Also video-based ID checks have a shelf-life measured in single-digit years now, if indeed the plural is even appropriate. The tricks for verifying that you're not looking at real-time faked face replacement won't hold up for much longer.
Don't forget what we're talking about, either. We're talking about accessing Wikimedia over HTTP, not briefing some official on top-secret information. How does "video interviews" solve "a highly distributed network of hacked machines is crawling my website using everyone's local identity"?
you don't need 100% generic problem solvling. a "good enough solution" will block out 90% of low effort bad actors, and that's a huge relief by itself. That 9% will take some steps and be combatted, and that last 1% will never truly be held at bay.
They are.
Hacker News readers tend to grotesquely underestimate the organization of the underworld, since they aren't in it and aren't generally affected by it. But the underworld is large and organized and very well funded. I'm sure you're operating on a mental model where everyone who sets out to scrape Wikimedia is some random hacker off on their own, sitting down to write a web scraper from scratch having never done it before and not being good at, and being just gobsmacked by the first anti-scraping tech they find, frantically searching online for how to bypass it and coming up with nothing.

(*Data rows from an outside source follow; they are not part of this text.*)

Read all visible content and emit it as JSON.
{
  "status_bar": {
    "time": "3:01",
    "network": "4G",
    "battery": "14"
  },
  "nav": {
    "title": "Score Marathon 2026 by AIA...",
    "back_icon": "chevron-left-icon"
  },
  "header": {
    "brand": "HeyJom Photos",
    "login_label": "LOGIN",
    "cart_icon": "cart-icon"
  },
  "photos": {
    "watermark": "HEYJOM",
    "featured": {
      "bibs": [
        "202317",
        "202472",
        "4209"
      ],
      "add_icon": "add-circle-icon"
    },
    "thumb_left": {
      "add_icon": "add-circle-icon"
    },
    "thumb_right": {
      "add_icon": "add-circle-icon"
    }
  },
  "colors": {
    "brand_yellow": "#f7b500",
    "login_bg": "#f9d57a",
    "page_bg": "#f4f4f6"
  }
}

That's not how the world works. Look around you, after all; you can already see the evidence of how untrue this is even in the garbage you find for yourself. You can see it in your spams, which never have problems finding hacked systems to put their forged login pages on. That's because the people sending the spam aren't hacking the systems themselves... they use a Hacked System As A Service provider. And I am not saying that sarcastically... that's exactly what they are. APIs and all. Bad actors do not sit down with a fresh college grad and a copy of Python for Dummies to write crawlers in the general case. (Some do, but honestly they're not the worrying ones.) They get Black Web Scraping As A Service, which is a company that can and does pay people full time to figure out how to get around blocks and limits, and when you see people asking questions about how to do that online, you're not seeing the pros. The pros don't ask those questions on Stack Exchange. They just consult their fellow employees, like any other business, because it's a business.
You could probably mentally model the collection of businesses I'm referring to as at least as large as Microsoft or Google, and generally staffed by people as intelligent.

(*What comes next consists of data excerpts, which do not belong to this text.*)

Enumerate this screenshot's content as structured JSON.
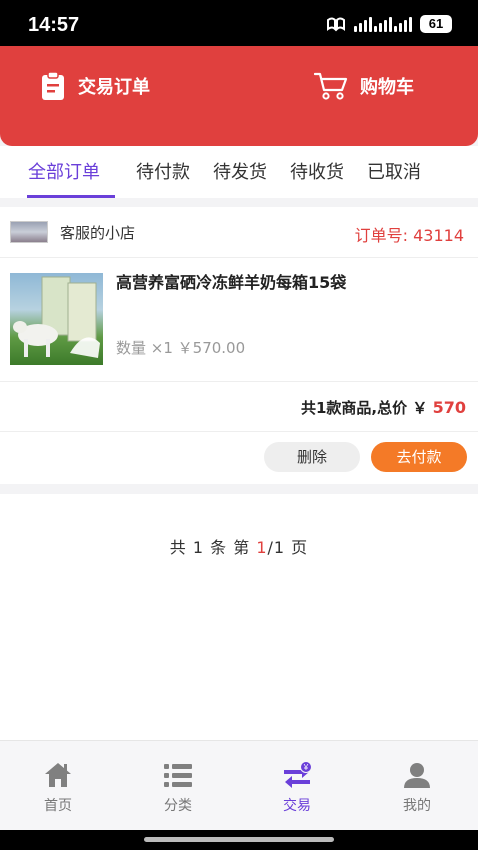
{
  "status_bar": {
    "time": "14:57",
    "battery": "61"
  },
  "header": {
    "orders_label": "交易订单",
    "cart_label": "购物车"
  },
  "tabs": [
    {
      "label": "全部订单",
      "active": true
    },
    {
      "label": "待付款",
      "active": false
    },
    {
      "label": "待发货",
      "active": false
    },
    {
      "label": "待收货",
      "active": false
    },
    {
      "label": "已取消",
      "active": false
    }
  ],
  "order": {
    "shop_name": "客服的小店",
    "order_no_label": "订单号:",
    "order_no": "43114",
    "product_title": "高营养富硒冷冻鲜羊奶每箱15袋",
    "quantity_text": "数量 ×1 ￥570.00",
    "total_text": "共1款商品,总价 ￥",
    "total_amount": "570",
    "delete_label": "删除",
    "pay_label": "去付款"
  },
  "pagination": {
    "prefix": "共 1 条 第 ",
    "current": "1",
    "suffix": "/1 页"
  },
  "bottom_nav": [
    {
      "label": "首页",
      "icon": "home-icon",
      "active": false
    },
    {
      "label": "分类",
      "icon": "list-icon",
      "active": false
    },
    {
      "label": "交易",
      "icon": "trade-icon",
      "active": true
    },
    {
      "label": "我的",
      "icon": "user-icon",
      "active": false
    }
  ],
  "colors": {
    "header_red": "#e0403e",
    "accent_purple": "#6a3fd9",
    "pay_orange": "#f47a27"
  }
}
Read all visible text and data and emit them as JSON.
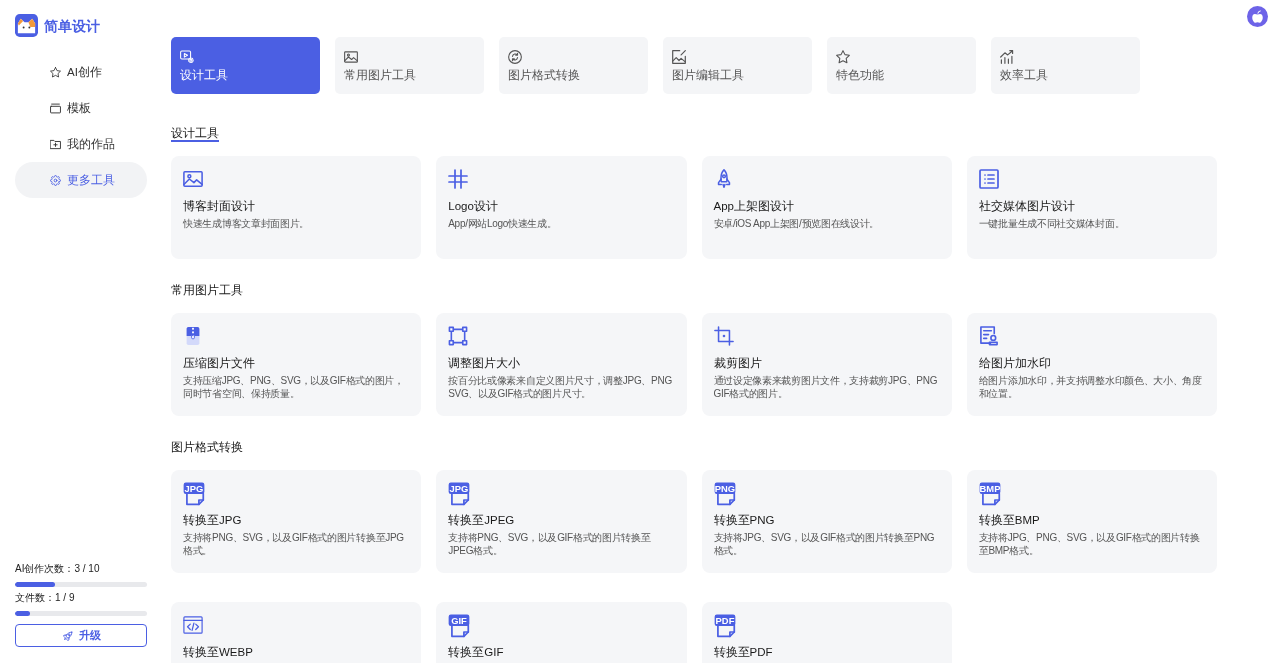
{
  "brand": {
    "name": "简单设计"
  },
  "nav": [
    {
      "label": "AI创作",
      "selected": false
    },
    {
      "label": "模板",
      "selected": false
    },
    {
      "label": "我的作品",
      "selected": false
    },
    {
      "label": "更多工具",
      "selected": true
    }
  ],
  "usage": [
    {
      "label": "AI创作次数：3 / 10",
      "level": 0.3
    },
    {
      "label": "文件数：1 / 9",
      "level": 0.11
    }
  ],
  "upgrade_button": {
    "label": "升级"
  },
  "tabs": [
    {
      "label": "设计工具",
      "selected": true
    },
    {
      "label": "常用图片工具",
      "selected": false
    },
    {
      "label": "图片格式转换",
      "selected": false
    },
    {
      "label": "图片编辑工具",
      "selected": false
    },
    {
      "label": "特色功能",
      "selected": false
    },
    {
      "label": "效率工具",
      "selected": false
    }
  ],
  "sections": [
    {
      "title": "设计工具",
      "current": true,
      "cards": [
        {
          "title": "博客封面设计",
          "description": "快速生成博客文章封面图片。"
        },
        {
          "title": "Logo设计",
          "description": "App/网站Logo快速生成。"
        },
        {
          "title": "App上架图设计",
          "description": "安卓/iOS App上架图/预览图在线设计。"
        },
        {
          "title": "社交媒体图片设计",
          "description": "一键批量生成不同社交媒体封面。"
        }
      ]
    },
    {
      "title": "常用图片工具",
      "current": false,
      "cards": [
        {
          "title": "压缩图片文件",
          "description": "支持压缩JPG、PNG、SVG，以及GIF格式的图片，同时节省空间、保持质量。"
        },
        {
          "title": "调整图片大小",
          "description": "按百分比或像素来自定义图片尺寸，调整JPG、PNG SVG、以及GIF格式的图片尺寸。"
        },
        {
          "title": "裁剪图片",
          "description": "通过设定像素来裁剪图片文件，支持裁剪JPG、PNG GIF格式的图片。"
        },
        {
          "title": "给图片加水印",
          "description": "给图片添加水印，并支持调整水印颜色、大小、角度和位置。"
        }
      ]
    },
    {
      "title": "图片格式转换",
      "current": false,
      "cards": [
        {
          "title": "转换至JPG",
          "icon_text": "JPG",
          "description": "支持将PNG、SVG，以及GIF格式的图片转换至JPG格式。"
        },
        {
          "title": "转换至JPEG",
          "icon_text": "JPG",
          "description": "支持将PNG、SVG，以及GIF格式的图片转换至JPEG格式。"
        },
        {
          "title": "转换至PNG",
          "icon_text": "PNG",
          "description": "支持将JPG、SVG，以及GIF格式的图片转换至PNG格式。"
        },
        {
          "title": "转换至BMP",
          "icon_text": "BMP",
          "description": "支持将JPG、PNG、SVG，以及GIF格式的图片转换至BMP格式。"
        },
        {
          "title": "转换至WEBP"
        },
        {
          "title": "转换至GIF",
          "icon_text": "GIF"
        },
        {
          "title": "转换至PDF",
          "icon_text": "PDF"
        }
      ]
    }
  ]
}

It in fact does need to be a nearly 100% solution, because any crack will be found, exploited, and not merely "shared" but bought and sold freely, in a market that incentivizes people with big payouts to find the exploits.

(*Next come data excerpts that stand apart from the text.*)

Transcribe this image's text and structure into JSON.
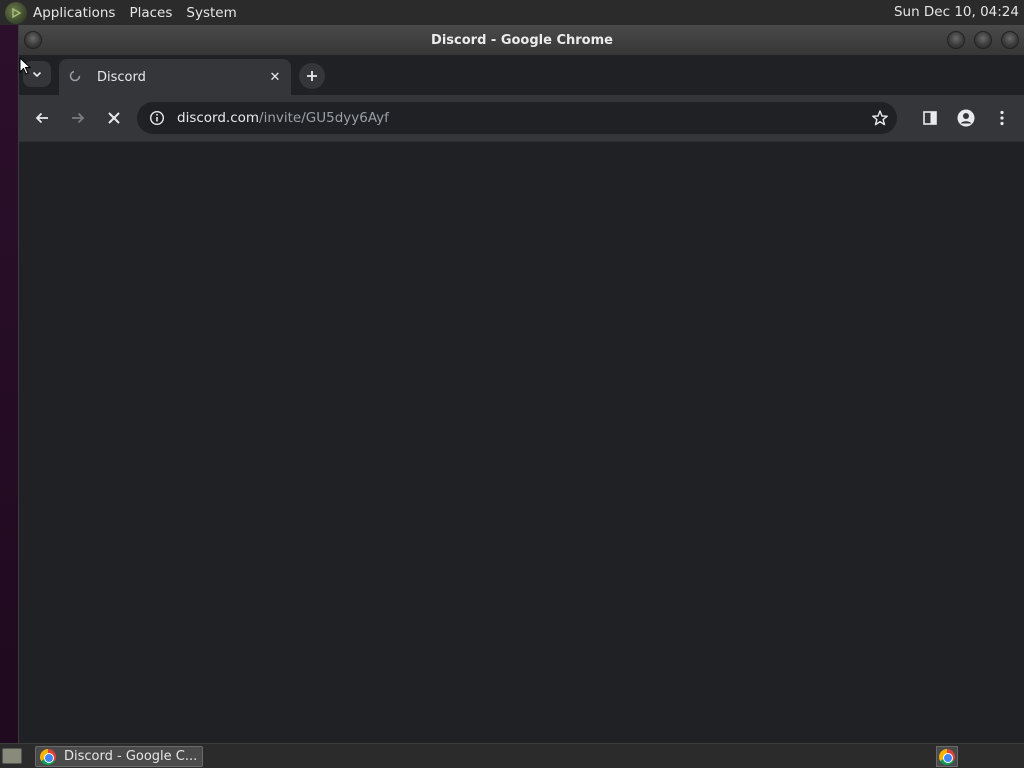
{
  "top_panel": {
    "menus": [
      "Applications",
      "Places",
      "System"
    ],
    "clock": "Sun Dec 10, 04:24"
  },
  "window": {
    "title": "Discord - Google Chrome"
  },
  "tabs": [
    {
      "title": "Discord",
      "favicon": "discord-icon",
      "loading": true
    }
  ],
  "omnibox": {
    "domain": "discord.com",
    "path": "/invite/GU5dyy6Ayf"
  },
  "taskbar": {
    "items": [
      {
        "label": "Discord - Google C...",
        "icon": "chrome-icon"
      }
    ]
  },
  "colors": {
    "chrome_bg": "#202124",
    "toolbar_bg": "#35363a",
    "panel_bg": "#2b2b2b"
  }
}
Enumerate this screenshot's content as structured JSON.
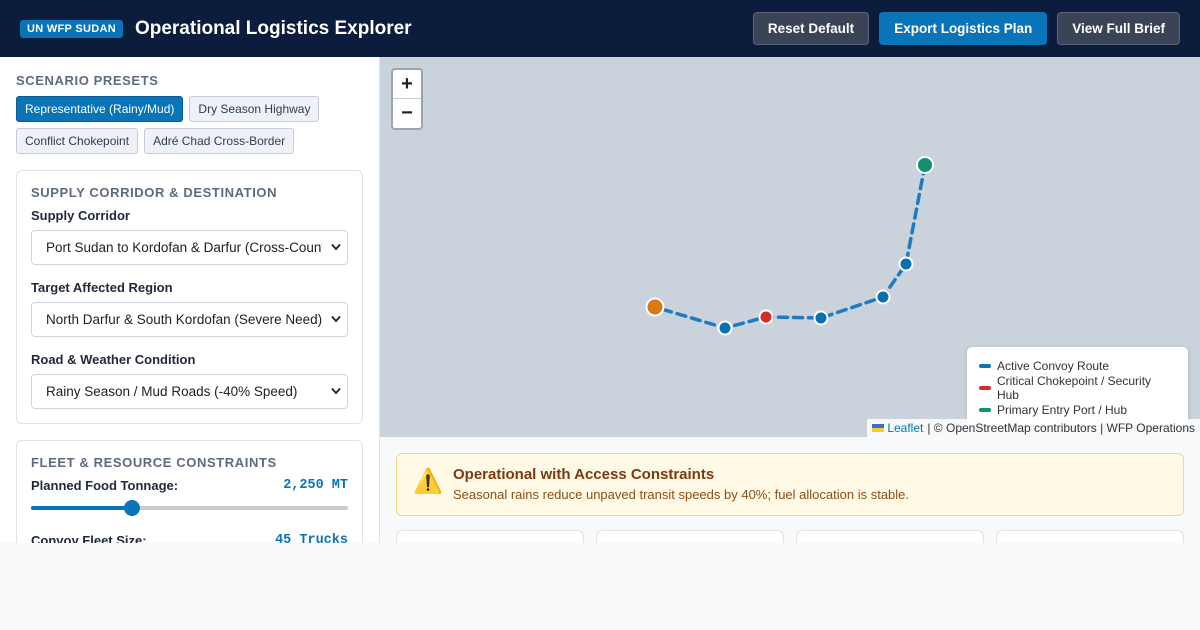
{
  "header": {
    "badge": "UN WFP SUDAN",
    "title": "Operational Logistics Explorer",
    "buttons": {
      "reset": "Reset Default",
      "export": "Export Logistics Plan",
      "brief": "View Full Brief"
    }
  },
  "sidebar": {
    "presets_heading": "SCENARIO PRESETS",
    "presets": [
      "Representative (Rainy/Mud)",
      "Dry Season Highway",
      "Conflict Chokepoint",
      "Adré Chad Cross-Border"
    ],
    "corridor_panel": {
      "heading": "SUPPLY CORRIDOR & DESTINATION",
      "fields": [
        {
          "label": "Supply Corridor",
          "value": "Port Sudan to Kordofan & Darfur (Cross-Country)"
        },
        {
          "label": "Target Affected Region",
          "value": "North Darfur & South Kordofan (Severe Need)"
        },
        {
          "label": "Road & Weather Condition",
          "value": "Rainy Season / Mud Roads (-40% Speed)"
        }
      ]
    },
    "fleet_panel": {
      "heading": "FLEET & RESOURCE CONSTRAINTS",
      "tonnage_label": "Planned Food Tonnage:",
      "tonnage_value": "2,250 MT",
      "tonnage_fraction": 0.32,
      "fleet_label": "Convoy Fleet Size:",
      "fleet_value": "45 Trucks"
    }
  },
  "map": {
    "zoom_in": "+",
    "zoom_out": "−",
    "legend": [
      {
        "label": "Active Convoy Route",
        "color": "#0a74b8"
      },
      {
        "label": "Critical Chokepoint / Security Hub",
        "color": "#d62b2b"
      },
      {
        "label": "Primary Entry Port / Hub",
        "color": "#13906f"
      }
    ],
    "attribution_link": "Leaflet",
    "attribution_text": "| © OpenStreetMap contributors | WFP Operations",
    "colors": {
      "route": "#1f7bbf",
      "destination": "#d97a14",
      "chokepoint": "#d62b2b",
      "port": "#13906f",
      "waypoint": "#0a6fb0"
    }
  },
  "status": {
    "title": "Operational with Access Constraints",
    "text": "Seasonal rains reduce unpaved transit speeds by 40%; fuel allocation is stable."
  }
}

I really wish people would understand this, the security defense team in the world is grotesquely understaffed and mismanaged collectively because people still think they're going up against some stereotypical sweaty guy in a basement who might get bored and wander away from hacking your site if he discovers women, rather than funded professionals attacking and spamming and infiltrating and getting paid large amounts of money to do it.